One of the two Mayoral candidates who will soon face off in a general election, De Blasio is the only one to present a plan that would look to specifically benefit immigrant owned small business owners, a portion that represents almost half of all small business owners.
In 2011 there were 69,000 immigrant small businesses totaling 48 percent of the Cities total, according to a report released by the Fiscal Policy Institute.
There is potential for the next mayor to do more by removing barriers to immigrant entrepreneurship, believes David Dyssegaard Kallick, a fellow at the Institute who released the 2011 study.
“Immigration has not been much of an issue in the mayor’s race; it’s just not as controversial a topic in New York City as it is in other parts of the country,” said Kallick.
Kallick emphasized that providing a safer environment for immigrants with city-issued ID cards, more language classes and other initiatives would make for a better climate for immigrant owned small businesses.
While those are all plans that De Blasio outlines in his vision for “A Safer and More Accessible City for All Immigrants,” implementation would be out of his hands as mayor and in control of City Council or State Legislature, such as his plan for allowing undocumented New Yorkers access to drivers licenses.
His plan may be paying off. A search of campaign contributions shows a numbers chunky $500 and $1000 donations from those described as “Self employed business owners” from the immigrant enclaves of Flushing, Jackson Heights and Forest Hills. He even got a $2,475 donation from Payal Sharma, one of the Indian entrepreneurs of Manhattan hotspot Prana.
“Immigrants are a major driving force of the economy. It has not come from the major corporations but from the small guys,” said Dennis Reeder, executive director at Washington Heights Inwood Development Corporation. “And Bill De Blasio realizes that.”
Reeder described dealing with a predominantly Dominican population, who could start a business back home with just a sign in a window. He said once here they find confusion in finding out they need permits, certifications, tax ID’s, etc.
That Do-It-Yourself attitude could be why many immigrant owned business owners were unaware of help.
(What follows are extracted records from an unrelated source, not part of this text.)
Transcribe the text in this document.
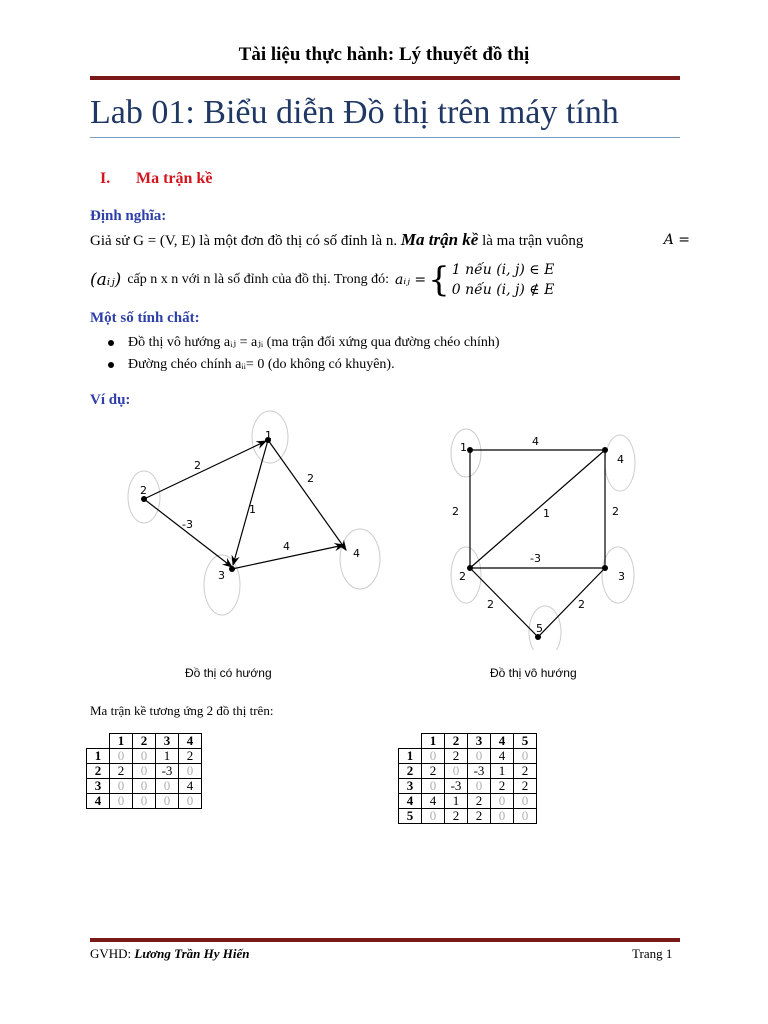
Tài liệu thực hành: Lý thuyết đồ thị
Lab 01: Biểu diễn Đồ thị trên máy tính
I. Ma trận kề
Định nghĩa:
Giả sử G = (V, E) là một đơn đồ thị có số đỉnh là n. Ma trận kề là ma trận vuông	A =
(aᵢⱼ) cấp n x n với n là số đỉnh của đồ thị. Trong đó: aᵢⱼ = { 1 nếu (i, j) ∈ E
0 nếu (i, j) ∉ E
Một số tính chất:
Đồ thị vô hướng aᵢⱼ = aⱼᵢ (ma trận đối xứng qua đường chéo chính)
Đường chéo chính aᵢᵢ= 0 (do không có khuyên).
Ví dụ:
1
2
3
4
2
2
-3
1
4
1
2	3
4
5
4
2	1	2
-3
2	2
Đồ thị có hướng	Đồ thị vô hướng
Ma trận kề tương ứng 2 đồ thị trên:
	1	2	3	4
1	0	0	1	2
2	2	0	-3	0
3	0	0	0	4
4	0	0	0	0
	1	2	3	4	5
1	0	2	0	4	0
2	2	0	-3	1	2
3	0	-3	0	2	2
4	4	1	2	0	0
5	0	2	2	0	0
GVHD: Lương Trần Hy Hiến	Trang 1
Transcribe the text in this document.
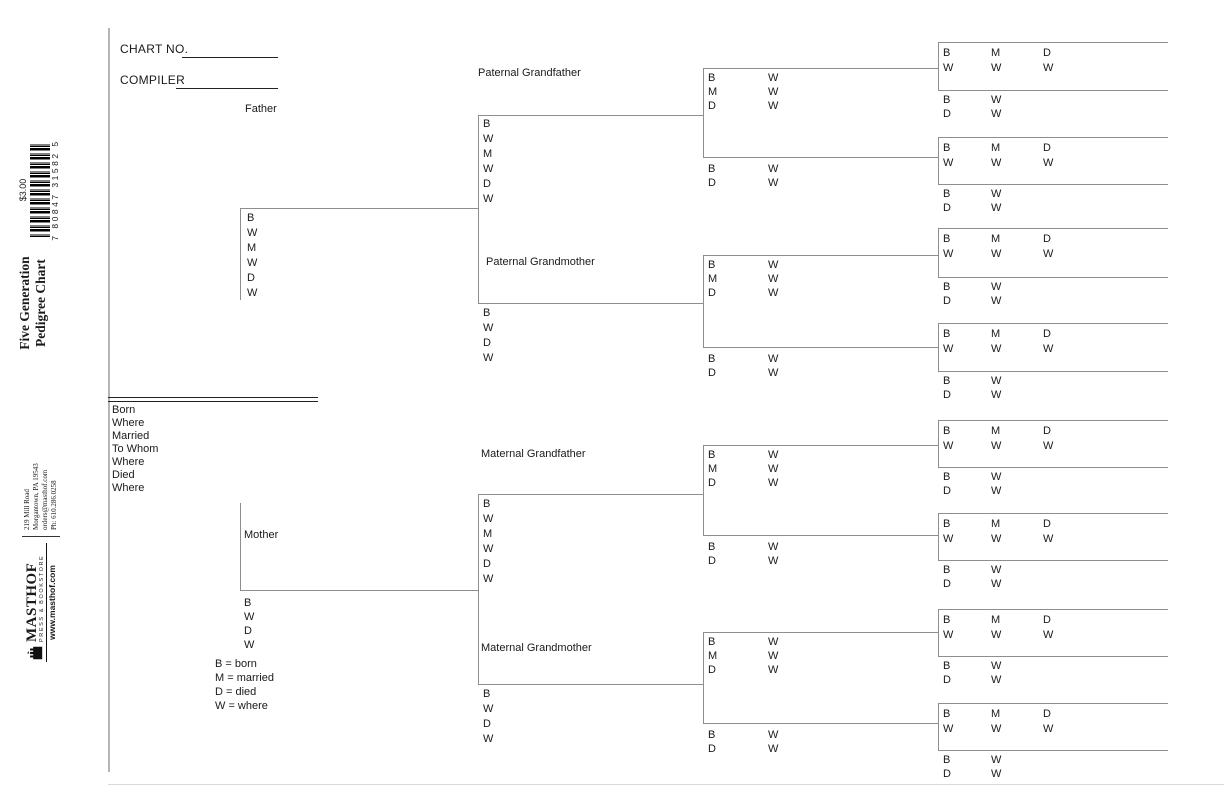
$3.00	7 80847 31582 5
Five Generation Pedigree Chart
MASTHOF PRESS & BOOKSTORE www.masthof.com
219 Mill Road Morgantown, PA 19543 orders@masthof.com Ph: 610.286.0258
CHART NO.
COMPILER
Father
Mother
Paternal Grandfather
Paternal Grandmother
Maternal Grandfather
Maternal Grandmother
Born
Where
Married
To Whom
Where
Died
Where
B
W
M
W
D
W
B
W
D
W
B
W
M
W
D
W
B
W
D
W
B
W
M
W
D
W
B
W
D
W
B = born
M = married
D = died
W = where
B	W
M	W
D	W
B	W
D	W
B	W
M	W
D	W
B	W
D	W
B	W
M	W
D	W
B	W
D	W
B	W
M	W
D	W
B	W
D	W
B	M	D
W	W	W
B	W
D	W
B	M	D
W	W	W
B	W
D	W
B	M	D
W	W	W
B	W
D	W
B	M	D
W	W	W
B	W
D	W
B	M	D
W	W	W
B	W
D	W
B	M	D
W	W	W
B	W
D	W
B	M	D
W	W	W
B	W
D	W
B	M	D
W	W	W
B	W
D	W
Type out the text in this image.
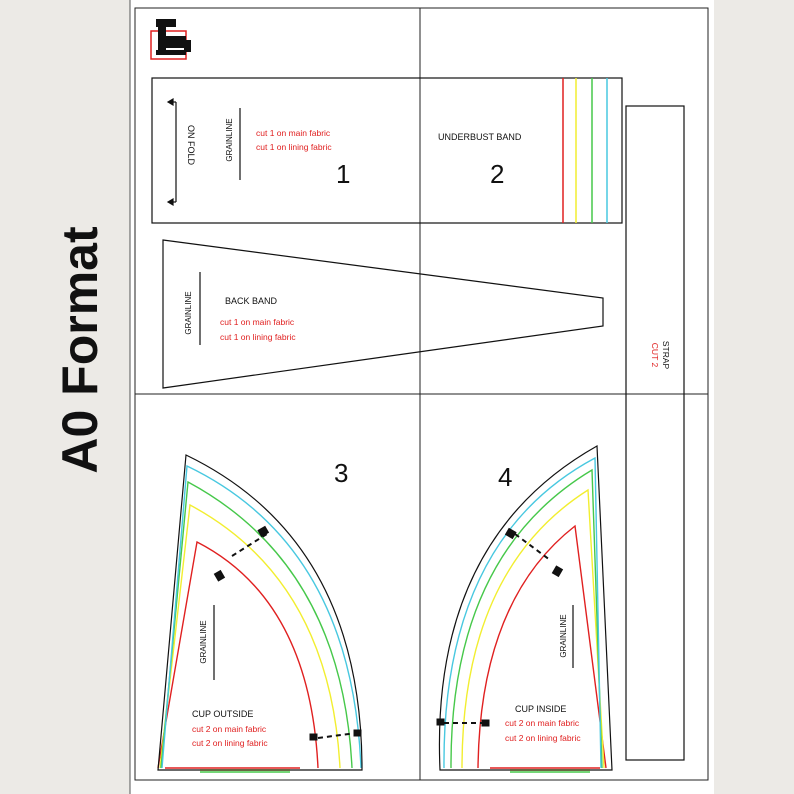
A0 Format
ON FOLD	GRAINLINE	cut 1 on main fabric
cut 1 on lining fabric
1
UNDERBUST BAND
2
GRAINLINE	BACK BAND
cut 1 on main fabric
cut 1 on lining fabric
STRAP
CUT 2
GRAINLINE
3
CUP OUTSIDE
cut 2 on main fabric
cut 2 on lining fabric
GRAINLINE
4
CUP INSIDE
cut 2 on main fabric
cut 2 on lining fabric
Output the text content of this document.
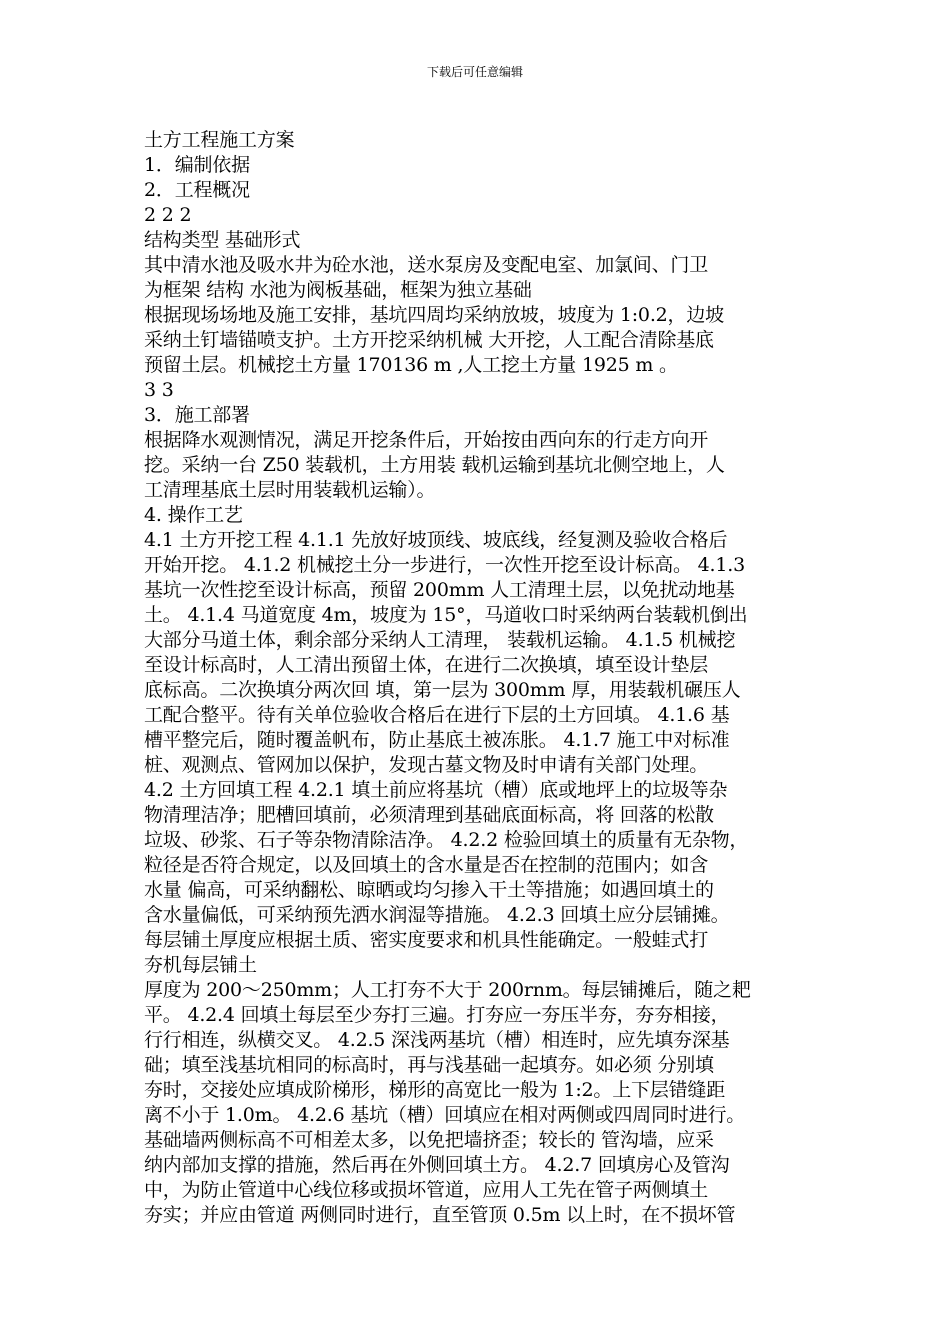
下载后可任意编辑
土方工程施工方案
1．编制依据
2．工程概况
2 2 2
结构类型 基础形式
其中清水池及吸水井为砼水池，送水泵房及变配电室、加氯间、门卫
为框架 结构 水池为阀板基础，框架为独立基础
根据现场场地及施工安排，基坑四周均采纳放坡，坡度为 1:0.2，边坡
采纳土钉墙锚喷支护。土方开挖采纳机械 大开挖，人工配合清除基底
预留土层。机械挖土方量 170136 m ,人工挖土方量 1925 m 。
3 3
3．施工部署
根据降水观测情况，满足开挖条件后，开始按由西向东的行走方向开
挖。采纳一台 Z50 装载机，土方用装 载机运输到基坑北侧空地上，人
工清理基底土层时用装载机运输）。
4. 操作工艺
4.1 土方开挖工程 4.1.1 先放好坡顶线、坡底线，经复测及验收合格后
开始开挖。 4.1.2 机械挖土分一步进行，一次性开挖至设计标高。 4.1.3
基坑一次性挖至设计标高，预留 200mm 人工清理土层，以免扰动地基
土。 4.1.4 马道宽度 4m，坡度为 15°，马道收口时采纳两台装载机倒出
大部分马道土体，剩余部分采纳人工清理， 装载机运输。 4.1.5 机械挖
至设计标高时，人工清出预留土体，在进行二次换填，填至设计垫层
底标高。二次换填分两次回 填，第一层为 300mm 厚，用装载机碾压人
工配合整平。待有关单位验收合格后在进行下层的土方回填。 4.1.6 基
槽平整完后，随时覆盖帆布，防止基底土被冻胀。 4.1.7 施工中对标准
桩、观测点、管网加以保护，发现古墓文物及时申请有关部门处理。
4.2 土方回填工程 4.2.1 填土前应将基坑（槽）底或地坪上的垃圾等杂
物清理洁净；肥槽回填前，必须清理到基础底面标高，将 回落的松散
垃圾、砂浆、石子等杂物清除洁净。 4.2.2 检验回填土的质量有无杂物，
粒径是否符合规定，以及回填土的含水量是否在控制的范围内；如含
水量 偏高，可采纳翻松、晾晒或均匀掺入干土等措施；如遇回填土的
含水量偏低，可采纳预先洒水润湿等措施。 4.2.3 回填土应分层铺摊。
每层铺土厚度应根据土质、密实度要求和机具性能确定。一般蛙式打
夯机每层铺土
厚度为 200～250mm；人工打夯不大于 200rnm。每层铺摊后，随之耙
平。 4.2.4 回填土每层至少夯打三遍。打夯应一夯压半夯，夯夯相接，
行行相连，纵横交叉。 4.2.5 深浅两基坑（槽）相连时，应先填夯深基
础；填至浅基坑相同的标高时，再与浅基础一起填夯。如必须 分别填
夯时，交接处应填成阶梯形，梯形的高宽比一般为 1:2。上下层错缝距
离不小于 1.0m。 4.2.6 基坑（槽）回填应在相对两侧或四周同时进行。
基础墙两侧标高不可相差太多，以免把墙挤歪；较长的 管沟墙，应采
纳内部加支撑的措施，然后再在外侧回填土方。 4.2.7 回填房心及管沟
中，为防止管道中心线位移或损坏管道，应用人工先在管子两侧填土
夯实；并应由管道 两侧同时进行，直至管顶 0.5m 以上时，在不损坏管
As Public Advocate, De Blasio’s office found that 92 percent of immigrant business surveyed received no services to start, sustain, or grow. 51 percent were unaware such services were available to them.
As part of his plan to help these Businesses as Mayor De Blasio is proposing a five point plan that create economic development hubs in at least 12 immigrant and low-income areas, establish a $100 million dollar revolving find for neighborhood entrepreneurs promotes entrepreneurship training in even more languages, give local businesses, including immigrant small businesses, a second shot at city contracts and end the fine assault on small businesses.
Reeder and Kallick would not discuss personal politics of that of their organizations for this article but Reeder says if he had to guess, he would say a majority of the small business owners would lean towards De Blasio, though it’s still early and he hasn’t seen signs of support.
So far Republican Candidate Joe Lhota has not outlined any plans to help immigrant owned small businesses. Reeder said a Lhota administration would hark back to the Giuliani days with not much invest in the small guys.
“People are sick of authoritarians and they are looking for people who are willing to listen,” said Reeder. “Bill de Blasio has shown a commitment to the little guy.”